Title: Priority sampling to estimating arbitrary subset sums
Speaker: Mikkel Thorup AT&T Labs--Research, Shannon Laboratory
Time: 2007-06-07 10:40-2007-06-07 11:25
Venue: Room 6A - 201, Tsinghua University

Abstract:

    From a high volume stream of weighted items, we want to create a generic sample of a certain limited size that we can later use to estimate the total weight of arbitrary subsets. Applied to internet traffic analysis, the items could be records summarizing the flows of packets streaming by a router. Subsets could be flow records from different time intervals of a worm attack whose signature is later determined. The samples taken in the past thus allow us to trace the history of the attack even though the worm was unknown at the time of sampling. 
     Estimation from the samples must be accurate even with heavy-tailed distributions where most of the weight is concentrated on a few heavy items. We want the sample to be weight sensitive, giving priority to heavy items.

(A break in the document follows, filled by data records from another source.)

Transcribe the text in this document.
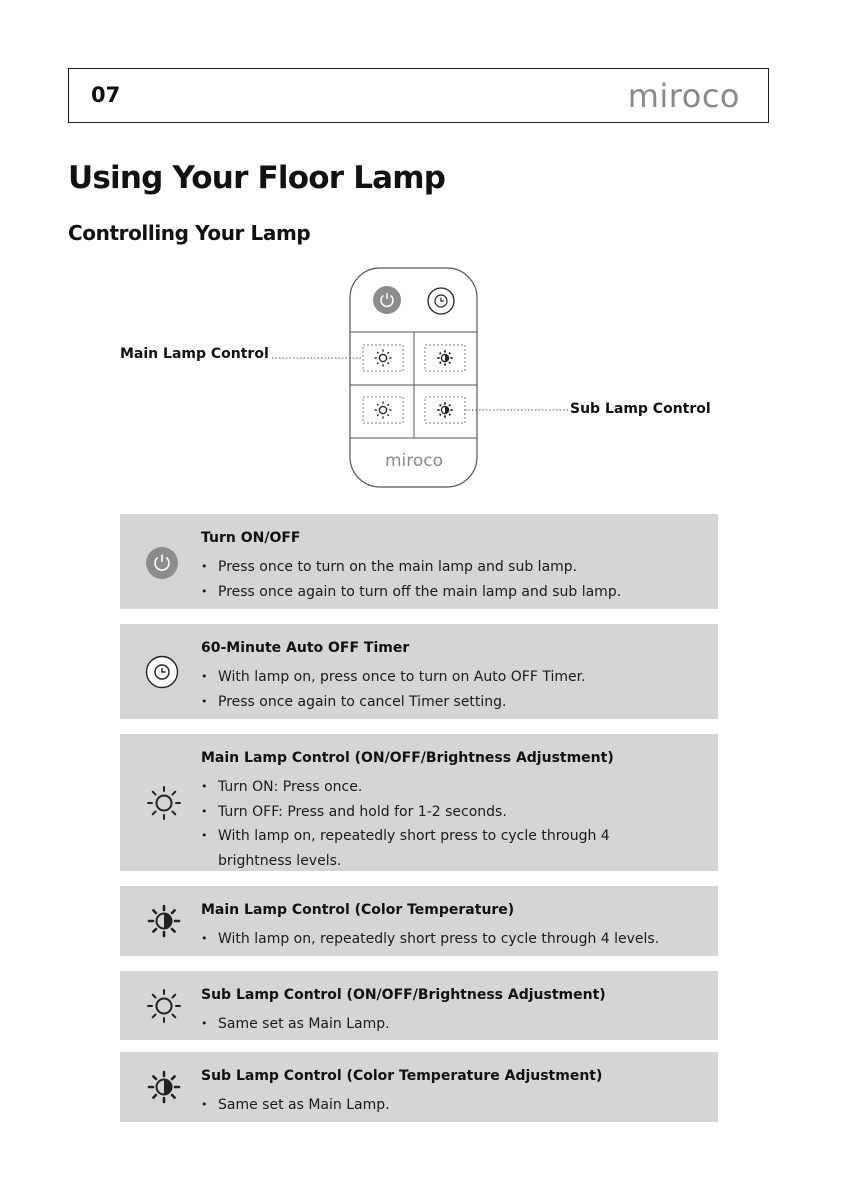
07	miroco
Using Your Floor Lamp
Controlling Your Lamp
miroco
Main Lamp Control
Sub Lamp Control
Turn ON/OFF
• Press once to turn on the main lamp and sub lamp.
• Press once again to turn off the main lamp and sub lamp.
60-Minute Auto OFF Timer
• With lamp on, press once to turn on Auto OFF Timer.
• Press once again to cancel Timer setting.
Main Lamp Control (ON/OFF/Brightness Adjustment)
• Turn ON: Press once.
• Turn OFF: Press and hold for 1-2 seconds.
• With lamp on, repeatedly short press to cycle through 4 brightness levels.
Main Lamp Control (Color Temperature)
• With lamp on, repeatedly short press to cycle through 4 levels.
Sub Lamp Control (ON/OFF/Brightness Adjustment)
• Same set as Main Lamp.
Sub Lamp Control (Color Temperature Adjustment)
• Same set as Main Lamp.
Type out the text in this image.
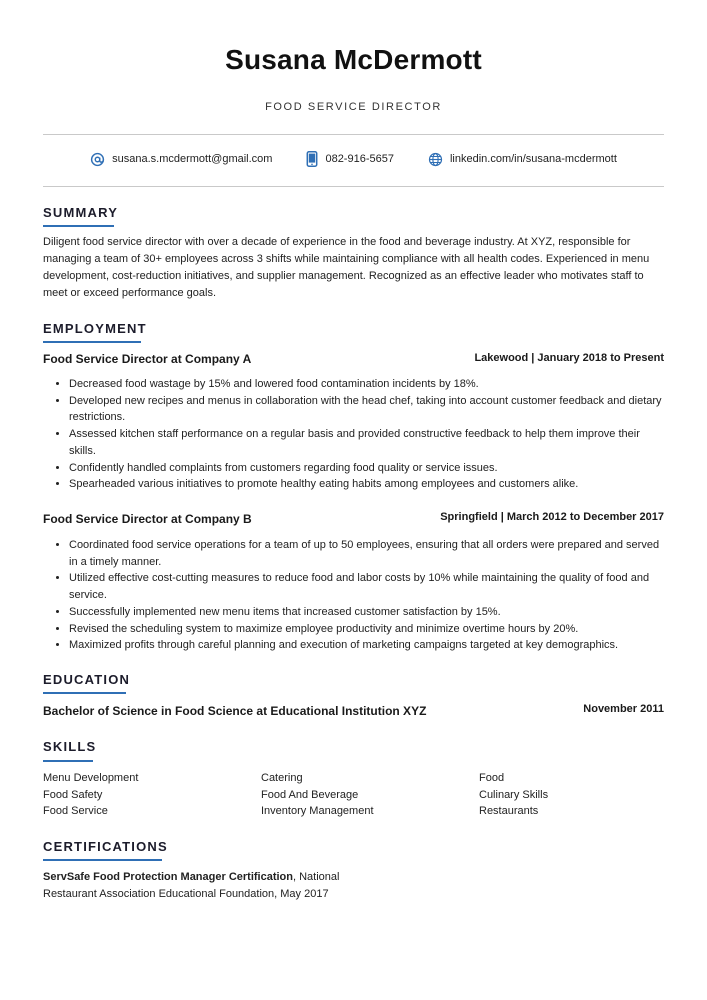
Susana McDermott
FOOD SERVICE DIRECTOR
susana.s.mcdermott@gmail.com	082-916-5657	linkedin.com/in/susana-mcdermott
SUMMARY
Diligent food service director with over a decade of experience in the food and beverage industry. At XYZ, responsible for managing a team of 30+ employees across 3 shifts while maintaining compliance with all health codes. Experienced in menu development, cost-reduction initiatives, and supplier management. Recognized as an effective leader who motivates staff to meet or exceed performance goals.
EMPLOYMENT
Food Service Director at Company A	Lakewood | January 2018 to Present
• Decreased food wastage by 15% and lowered food contamination incidents by 18%.
• Developed new recipes and menus in collaboration with the head chef, taking into account customer feedback and dietary restrictions.
• Assessed kitchen staff performance on a regular basis and provided constructive feedback to help them improve their skills.
• Confidently handled complaints from customers regarding food quality or service issues.
• Spearheaded various initiatives to promote healthy eating habits among employees and customers alike.
Food Service Director at Company B	Springfield | March 2012 to December 2017
• Coordinated food service operations for a team of up to 50 employees, ensuring that all orders were prepared and served in a timely manner.
• Utilized effective cost-cutting measures to reduce food and labor costs by 10% while maintaining the quality of food and service.
• Successfully implemented new menu items that increased customer satisfaction by 15%.
• Revised the scheduling system to maximize employee productivity and minimize overtime hours by 20%.
• Maximized profits through careful planning and execution of marketing campaigns targeted at key demographics.
EDUCATION
Bachelor of Science in Food Science at Educational Institution XYZ	November 2011
SKILLS
Menu Development	Catering	Food
Food Safety	Food And Beverage	Culinary Skills
Food Service	Inventory Management	Restaurants
CERTIFICATIONS
ServSafe Food Protection Manager Certification, National Restaurant Association Educational Foundation, May 2017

At the same time, we want sampling without replacement in order to avoid selecting heavy items multiple times. To fulfill these requirements we introduce priority sampling, which is the first weight sensitive sampling scheme without replacement that is suitable for estimating subset sums. Testing priority sampling on Internet traffic analysis, we found it to perform an order of magnitude better than previous schemes 
     Priority sampling is simple to define and implement: we consider a steam of items i=0,...,n-1 with weights w_i. For each item i, we generate a random number r_i in (0,1) and create a priority q_i=w_i/r_i. The sample S consists of the k highest priority items. Let t be the (k+1)th highest priority. Each sampled item i in S gets a weight estimate W_i=max{w_i,t}, while non-sampled items get weight estimate W_i=0. 
     Magically, it turns out that the weight estimates are unbiased, that is, E[W_i]=w_i, and by linearity of expectation, we get unbiased estimators over any subset sum simply by adding the sampled weight estimates from the subset. Also, we can estimate the variance of the estimates, and surpricingly, there is no co-variance between different weight estimates W_i and W_j. 
     We conjecture an extremely strong near-optimality; namely that for any weight sequence, there exists no specialized scheme for sampling k items with unbiased estimators that gets smaller total variance than priority sampling with k+1 items. Recently Szegedy settled this conjecture.



Short Bio:

    Mikkel Thorup is a Lead Member of Technical Staff at AT&T Labs-Research where he has been since 1998. He holds a PhD from Oxford University from 1993. From 1993 to 1998 he was at the faculty of University of Copenhagen. Thorup's main work is in Algorithms and Data Structures and he is the editor of this area for Journal of the ACM. Currently he also serves on the editorial boards of SIAM Journal on Computing, ACM Transactions on Algorithms, and the open access journal Theory of Computing. Thorup has more than a hundred refereed publications and he is a co-inventor of the Smart Sampling Technologies that lie at the hart of AT&T's Scaleable Traffic Analysis Service.      Thorup is a Fellow of the ACM, a Member of the Royal Danish Academy of Sciences, and an Adjunct Full Professor at the University of Copenhagen.